If you're using it, you know, if you're not, you probably haven't updated yourself since ASP.NET was WebForms.
May 05, 2022

If you're using it, you know, if you're not, you probably haven't updated yourself since ASP.NET was WebForms.

Georgios Diamantopoulos | TrustRadius Reviewer
Score 10 out of 10
Vetted Review
Verified User

Overall Satisfaction with ASP.NET

ASP.NET has come a long way since 2010 when I started my career in web development. It was a cumbersome and slow technology that was only used by "Microsoft shops" that has transformed into an easy-to-use and open source (!) technology that is also one of the fastest web app hosts in the world. The .NET Core team has really made ASP.NET shine.

We use it to build anything from small internally-used applications to large web applications that scale to thousands and thousands of users.
  • Build web applications with ease.
  • Get up and running in minutes.
  • Make it easier to vote on features that we want to see implemented.
  • High-performance
  • SignalR support
  • Modularization
  • Easy to scale
  • Easier to develop re-usable packages.
NodeJS is a popular technology because, in my opinion, when it was introduced it made significant improvements on how easy it was to work with a familiar language (JS) on the server-side. But, now that it's no more a new technology and other competitors have caught up, I find little reason to use it. JS is terrible, even with Typescript. The benefits of a fast, strongly-typed language that receives constant updates like C# are just, too many. Not to mention that NodeJS, while fairly fast, makes it hard to scale with more things that need to be managed by the developer or devops.

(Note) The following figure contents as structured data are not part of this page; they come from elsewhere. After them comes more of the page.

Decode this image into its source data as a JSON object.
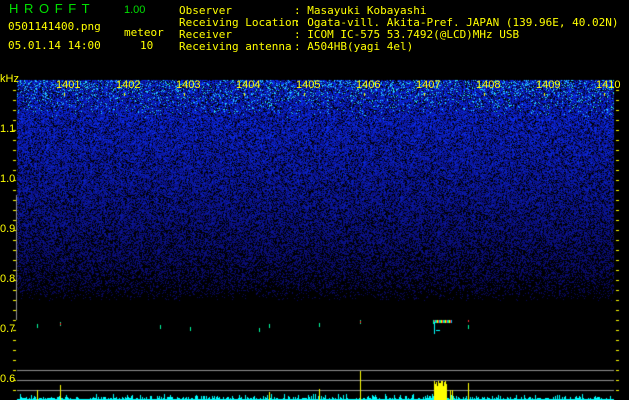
{
  "app": {
    "title": "H R O F F T",
    "version": "1.00"
  },
  "file": {
    "name": "0501141400.png",
    "datetime": "05.01.14 14:00"
  },
  "meteor": {
    "label": "meteor",
    "count": "10"
  },
  "info": [
    {
      "label": "Observer",
      "value": ": Masayuki Kobayashi"
    },
    {
      "label": "Receiving Location",
      "value": ": Ogata-vill. Akita-Pref. JAPAN (139.96E, 40.02N)"
    },
    {
      "label": "Receiver",
      "value": ": ICOM IC-575 53.7492(@LCD)MHz USB"
    },
    {
      "label": "Receiving antenna",
      "value": ": A504HB(yagi 4el)"
    }
  ],
  "axis": {
    "unit": "kHz",
    "time_ticks": [
      "1401",
      "1402",
      "1403",
      "1404",
      "1405",
      "1406",
      "1407",
      "1408",
      "1409",
      "1410"
    ],
    "freq_ticks": [
      "1.1",
      "1.0",
      "0.9",
      "0.8",
      "0.7",
      "0.6"
    ]
  },
  "colors": {
    "text": "#ffff00",
    "title": "#00e000",
    "noise": "#2020ff",
    "histogram": "#00ffff",
    "meteor_bar": "#ffff00",
    "guide": "#909090"
  }
}
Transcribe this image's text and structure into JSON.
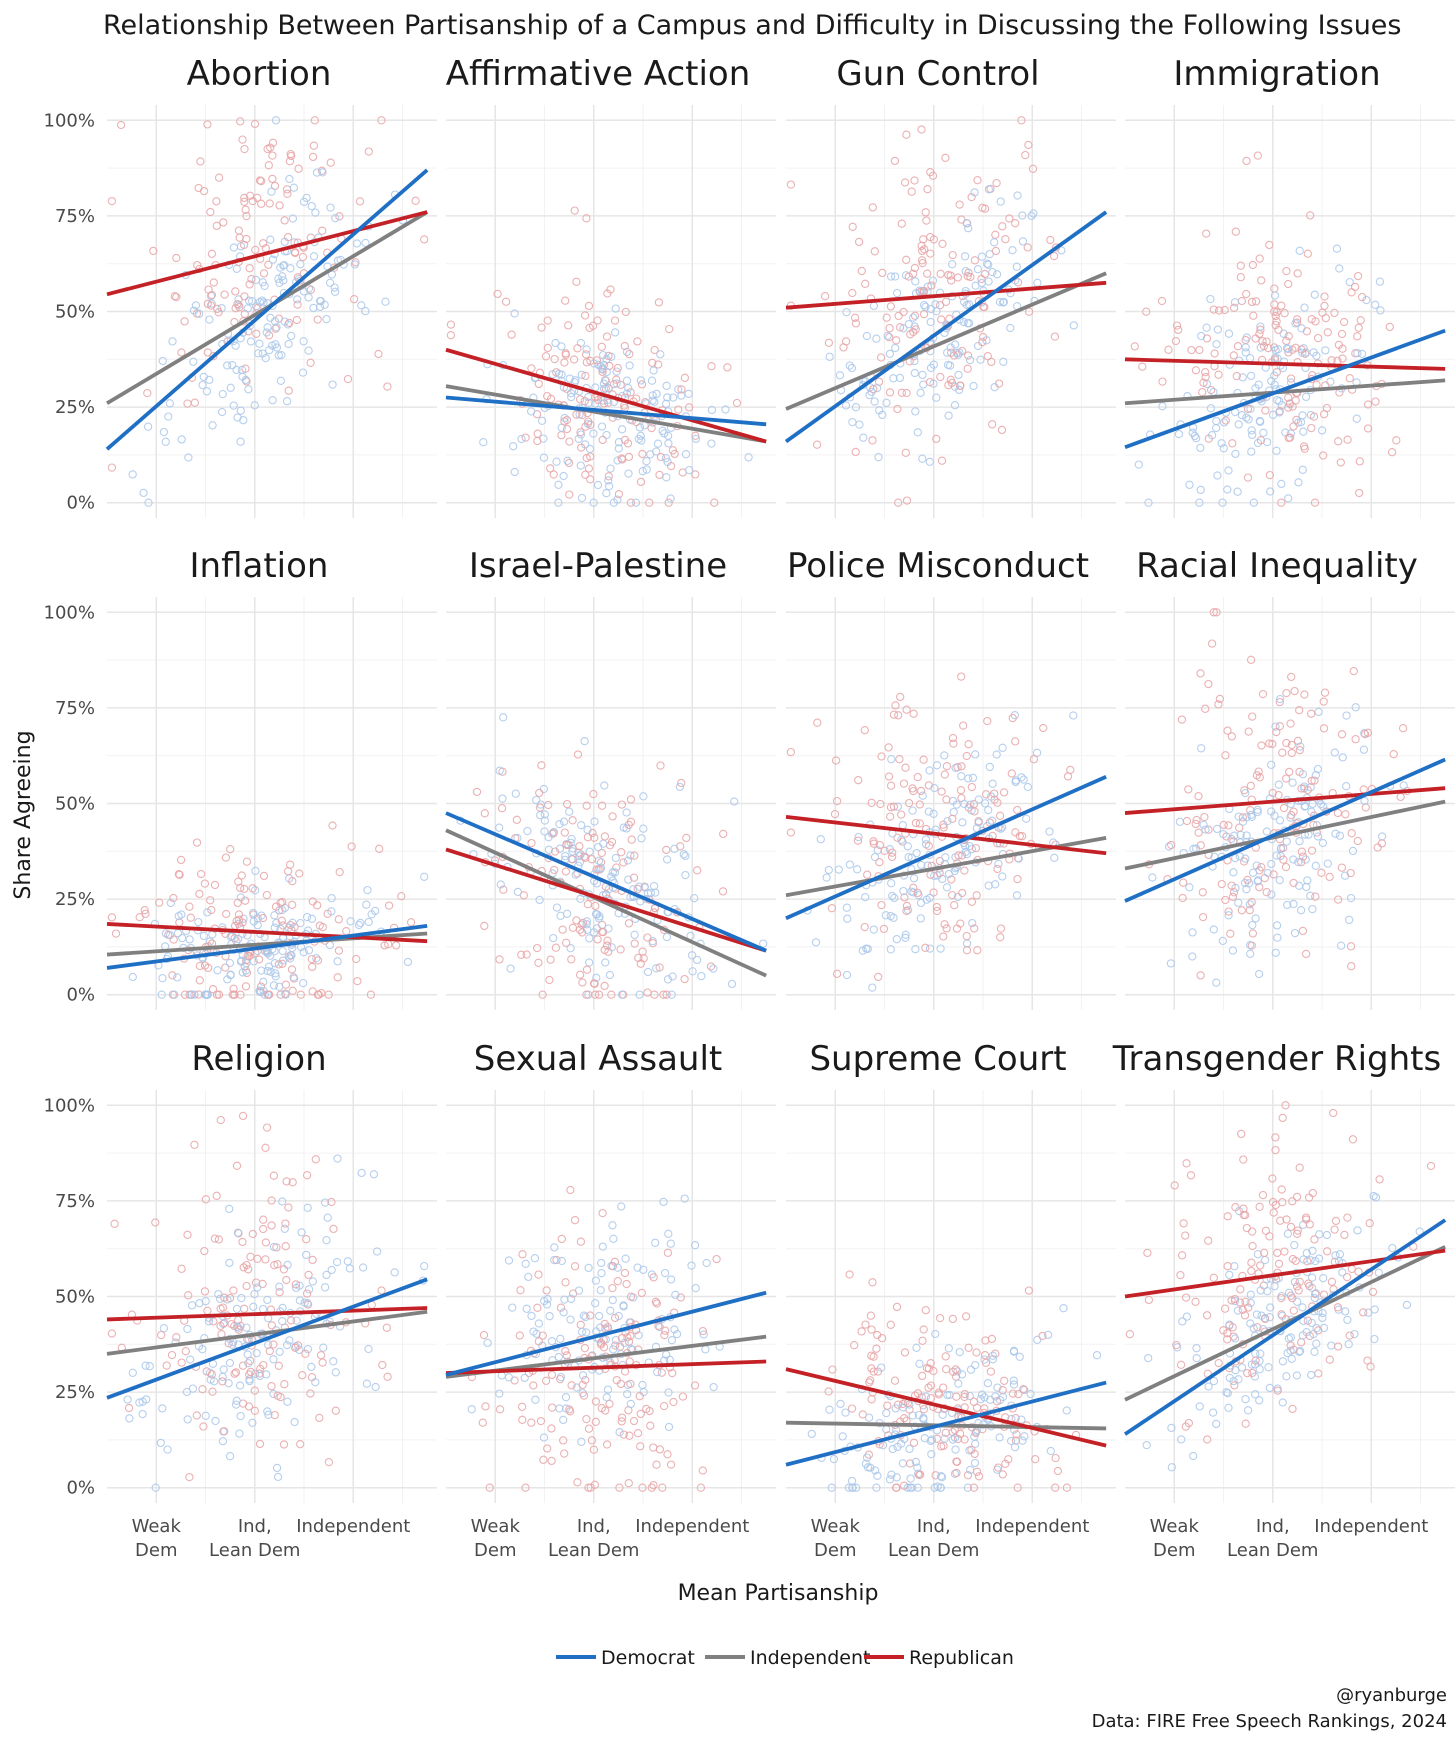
{
  "title": "Relationship Between Partisanship of a Campus and Difficulty in Discussing the Following Issues",
  "ylabel": "Share Agreeing",
  "xlabel": "Mean Partisanship",
  "caption_lines": [
    "@ryanburge",
    "Data: FIRE Free Speech Rankings, 2024"
  ],
  "colors": {
    "Democrat": "#1f6fc5",
    "Independent": "#808080",
    "Republican": "#c42127"
  },
  "chart_data": {
    "type": "scatter",
    "subtype": "faceted scatter with linear fit lines",
    "legend_position": "bottom",
    "grid": true,
    "x_ticks": [
      {
        "value": 2,
        "label": [
          "Weak",
          "Dem"
        ]
      },
      {
        "value": 3,
        "label": [
          "Ind,",
          "Lean Dem"
        ]
      },
      {
        "value": 4,
        "label": [
          "Independent"
        ]
      }
    ],
    "xlim": [
      1.5,
      4.85
    ],
    "y_ticks": [
      0,
      0.25,
      0.5,
      0.75,
      1.0
    ],
    "y_tick_labels": [
      "0%",
      "25%",
      "50%",
      "75%",
      "100%"
    ],
    "ylim": [
      -0.04,
      1.04
    ],
    "series": [
      {
        "name": "Democrat",
        "color": "#1f6fc5"
      },
      {
        "name": "Independent",
        "color": "#808080"
      },
      {
        "name": "Republican",
        "color": "#c42127"
      }
    ],
    "fit_x_range": [
      1.5,
      4.75
    ],
    "facets": [
      {
        "issue": "Abortion",
        "fits": {
          "Democrat": [
            0.14,
            0.87
          ],
          "Independent": [
            0.26,
            0.76
          ],
          "Republican": [
            0.545,
            0.76
          ]
        },
        "point_center": 0.58,
        "point_spread": 0.15
      },
      {
        "issue": "Affirmative Action",
        "fits": {
          "Democrat": [
            0.275,
            0.205
          ],
          "Independent": [
            0.305,
            0.16
          ],
          "Republican": [
            0.4,
            0.16
          ]
        },
        "point_center": 0.25,
        "point_spread": 0.12
      },
      {
        "issue": "Gun Control",
        "fits": {
          "Democrat": [
            0.16,
            0.76
          ],
          "Independent": [
            0.245,
            0.6
          ],
          "Republican": [
            0.51,
            0.575
          ]
        },
        "point_center": 0.5,
        "point_spread": 0.15
      },
      {
        "issue": "Immigration",
        "fits": {
          "Democrat": [
            0.145,
            0.45
          ],
          "Independent": [
            0.26,
            0.32
          ],
          "Republican": [
            0.375,
            0.35
          ]
        },
        "point_center": 0.32,
        "point_spread": 0.13
      },
      {
        "issue": "Inflation",
        "fits": {
          "Democrat": [
            0.07,
            0.18
          ],
          "Independent": [
            0.105,
            0.16
          ],
          "Republican": [
            0.185,
            0.14
          ]
        },
        "point_center": 0.13,
        "point_spread": 0.09
      },
      {
        "issue": "Israel-Palestine",
        "fits": {
          "Democrat": [
            0.475,
            0.115
          ],
          "Independent": [
            0.43,
            0.05
          ],
          "Republican": [
            0.38,
            0.115
          ]
        },
        "point_center": 0.26,
        "point_spread": 0.14
      },
      {
        "issue": "Police Misconduct",
        "fits": {
          "Democrat": [
            0.2,
            0.57
          ],
          "Independent": [
            0.26,
            0.41
          ],
          "Republican": [
            0.465,
            0.37
          ]
        },
        "point_center": 0.4,
        "point_spread": 0.14
      },
      {
        "issue": "Racial Inequality",
        "fits": {
          "Democrat": [
            0.245,
            0.615
          ],
          "Independent": [
            0.33,
            0.505
          ],
          "Republican": [
            0.475,
            0.54
          ]
        },
        "point_center": 0.47,
        "point_spread": 0.15
      },
      {
        "issue": "Religion",
        "fits": {
          "Democrat": [
            0.235,
            0.545
          ],
          "Independent": [
            0.35,
            0.46
          ],
          "Republican": [
            0.44,
            0.47
          ]
        },
        "point_center": 0.42,
        "point_spread": 0.15
      },
      {
        "issue": "Sexual Assault",
        "fits": {
          "Democrat": [
            0.295,
            0.51
          ],
          "Independent": [
            0.29,
            0.395
          ],
          "Republican": [
            0.3,
            0.33
          ]
        },
        "point_center": 0.37,
        "point_spread": 0.14
      },
      {
        "issue": "Supreme Court",
        "fits": {
          "Democrat": [
            0.06,
            0.275
          ],
          "Independent": [
            0.17,
            0.155
          ],
          "Republican": [
            0.31,
            0.11
          ]
        },
        "point_center": 0.17,
        "point_spread": 0.1
      },
      {
        "issue": "Transgender Rights",
        "fits": {
          "Democrat": [
            0.14,
            0.7
          ],
          "Independent": [
            0.23,
            0.63
          ],
          "Republican": [
            0.5,
            0.62
          ]
        },
        "point_center": 0.5,
        "point_spread": 0.15
      }
    ]
  }
}
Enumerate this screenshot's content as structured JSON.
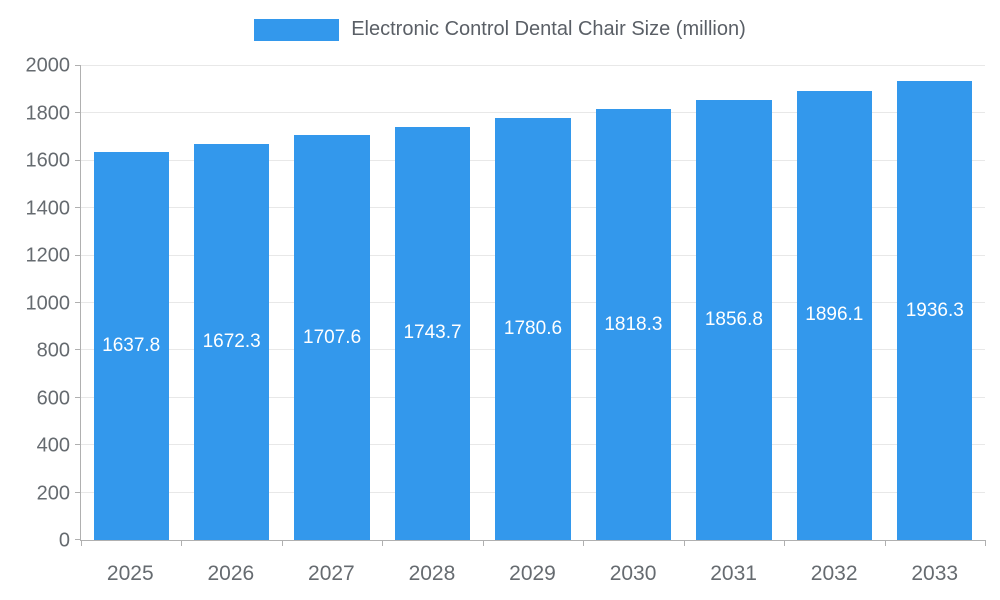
{
  "chart_data": {
    "type": "bar",
    "title": "Electronic Control Dental Chair Size (million)",
    "categories": [
      "2025",
      "2026",
      "2027",
      "2028",
      "2029",
      "2030",
      "2031",
      "2032",
      "2033"
    ],
    "values": [
      1637.8,
      1672.3,
      1707.6,
      1743.7,
      1780.6,
      1818.3,
      1856.8,
      1896.1,
      1936.3
    ],
    "xlabel": "",
    "ylabel": "",
    "ylim": [
      0,
      2000
    ],
    "ytick_step": 200,
    "grid": true,
    "legend_position": "top-center",
    "colors": {
      "bar": "#3398EC",
      "value_label": "#ffffff",
      "axis_text": "#666b70",
      "gridline": "#e8e8e8",
      "axis_line": "#b0b0b0",
      "legend_text": "#5a5f66"
    }
  }
}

Do you think ASP.NET delivers good value for the price?

Yes

Are you happy with ASP.NET's feature set?

Yes

Did ASP.NET live up to sales and marketing promises?

Yes

Did implementation of ASP.NET go as expected?

Yes

Would you buy ASP.NET again?

Yes

If you're building a REST API or a Websocket application, ASP.NET is a must-use.

The only reason we would prefer using e.g. NodeJS over ASP.NET is when we need to use a package that doesn't have a good alternative in the .NET ecosystem, which is rare. On such example is pdfkit, which we use to render PDF receipts.